Жаль только ему было расставаться с святцами, подаренными ему Ксениею и служившими для него дневником и памятною книжкою. Там, против 24 генваря под именем «Ксения» подписано было: «Тобою, светлая, пресветися душа моя. С тобою, чистая, убелюся паче снега».
Наконец он предстал перед грозного Андрея Ивановича Ушакова, который собственно по наружности был совсем не грозен. Полненький, жирненький, гладенький, с вздернутым носиком, с ожиревшими серыми глазками, он напоминал царскую ключницу, которой недоставало только телогреи и бабьей кики. Он ходил с развалочкой, говорил медленно и ласково, и когда подписывал смертные приговоры, то всегда старался, чтоб росчерк пера вышел покрасивее. Даже выражение «смертная казнь» он всегда старался смягчить тем, что слово «казнь» писал с «ерем» в середине, «казьнь», и когда ему говорили, что следует писать без «еря», он отвечал: «С ерем, друг мой, помягче». Когда в его присутствии пытали подсудимых, то лицо его выражало полнейшее добродушие, и когда пытаемый, не вынося мук, кричал: «Скажу, все скажу!» и часто лишнее, чтоб только избавиться на секунду от адских мук, вздохнуть, не задохнуться, не умереть под пыткой, Андрей Иванович обыкновенно говаривал с улыбочкой: «Хорошее это дело — пыточка, не мучишь по крайности долго человека, сразу скажет». Зато кучеру своему никогда не позволял стегать лошадей, даже слегка. «Что ты живодерничаешь? Блажен, иже и скоты милует», — обыкновенно замечал он.

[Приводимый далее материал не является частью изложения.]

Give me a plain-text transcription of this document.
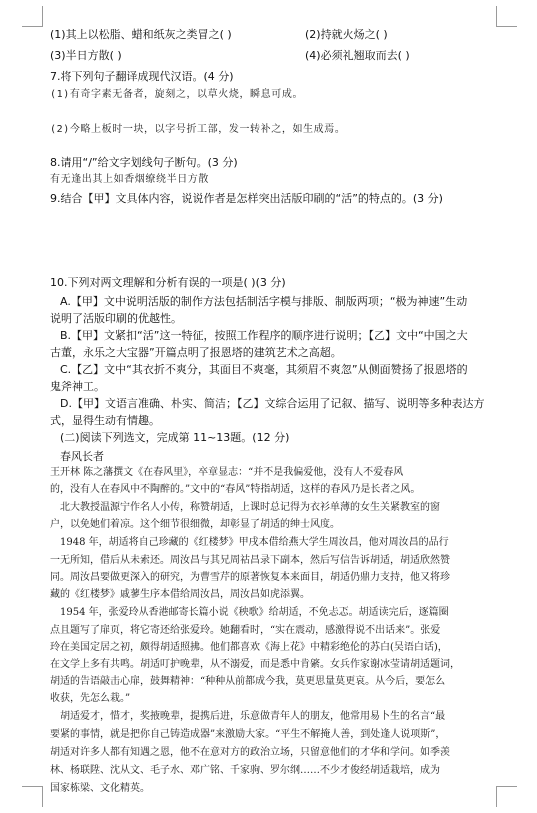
(1)其上以松脂、蜡和纸灰之类冒之( )	(2)持就火炀之( )
(3)半日方散( )	(4)必须礼翘取而去( )
7.将下列句子翻译成现代汉语。(4 分)
(1)有奇字素无备者，旋刻之，以草火烧，瞬息可成。
(2)今略上板时一块，以字号折工部，发一转补之，如生成焉。
8.请用“/”给文字划线句子断句。(3 分)
有无逢出其上如香烟缭绕半日方散
9.结合【甲】文具体内容，说说作者是怎样突出活版印刷的“活”的特点的。(3 分)
10.下列对两文理解和分析有误的一项是( )(3 分)
A.【甲】文中说明活版的制作方法包括制活字模与排版、制版两项；“极为神速”生动
说明了活版印刷的优越性。
B.【甲】文紧扣“活”这一特征，按照工作程序的顺序进行说明；【乙】文中“中国之大
古董，永乐之大宝器”开篇点明了报恩塔的建筑艺术之高超。
C.【乙】文中“其衣折不爽分，其面目不爽毫，其须眉不爽忽”从侧面赞扬了报恩塔的
鬼斧神工。
D.【甲】文语言准确、朴实、简洁；【乙】文综合运用了记叙、描写、说明等多种表达方
式，显得生动有情趣。
(二)阅读下列选文，完成第 11~13题。(12 分)
春风长者
王开林 陈之藩撰文《在春风里》，卒章显志：“并不是我偏爱他，没有人不爱春风
的，没有人在春风中不陶醉的。”文中的“春风”特指胡适，这样的春风乃是长者之风。
北大教授温源宁作名人小传，称赞胡适，上课时总记得为衣衫单薄的女生关紧教室的窗
户，以免她们着凉。这个细节很细微，却彰显了胡适的绅士风度。
1948 年，胡适将自己珍藏的《红楼梦》甲戌本借给燕大学生周汝昌，他对周汝昌的品行
一无所知，借后从未索还。周汝昌与其兄周祜昌录下副本，然后写信告诉胡适，胡适欣然赞
同。周汝昌要做更深入的研究，为曹雪芹的原著恢复本来面目，胡适仍鼎力支持，他又将珍
藏的《红楼梦》戚蓼生序本借给周汝昌，周汝昌如虎添翼。
1954 年，张爱玲从香港邮寄长篇小说《秧歌》给胡适，不免忐忑。胡适读完后，逐篇圈
点且题写了扉页，将它寄还给张爱玲。她翻看时，“实在震动，感激得说不出话来”。张爱
玲在美国定居之初，颇得胡适照拂。他们都喜欢《海上花》中精彩绝伦的苏白(吴语白话)，
在文学上多有共鸣。胡适叮护晚辈，从不溺爱，而是悉中肯綮。女兵作家谢冰莹请胡适题词，
胡适的告语敲击心扉，鼓舞精神：“种种从前都成今我，莫更思量莫更哀。从今后，要怎么
收获，先怎么栽。”
胡适爱才，惜才，奖掖晚辈，提携后进，乐意做青年人的朋友，他常用易卜生的名言“最
要紧的事情，就是把你自己铸造成器”来激励大家。“平生不解掩人善，到处逢人说项斯”，
胡适对许多人都有知遇之恩，他不在意对方的政治立场，只留意他们的才华和学问。如季羡
林、杨联陞、沈从文、毛子水、邓广铭、千家驹、罗尔纲……不少才俊经胡适栽培，成为
国家栋梁、文化精英。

— Что, друг мой, скажешь хорошенького? — ласково спросил он Левина, когда того ввели в канцелярию.
Левин молчал, озадаченный такими словами.
— Благополучно ли доехать изволил из Пензы? — продолжал Ушаков все тем же тоном.
Левин опять молчит.
— Сказывают, у вас в Пензе антихрист появился? А? Молчание.
— Жаль, жаль... так как же, друг мой? Экой ты неразговорчивый какой... А мне бы любопытно было узнать об антихристе-то... И насчет печатей — любопытно, любопытно...
Потом, обратясь к подьячим, сказал:
— Допросите его по пунктам. Меня он не хочет огорчать.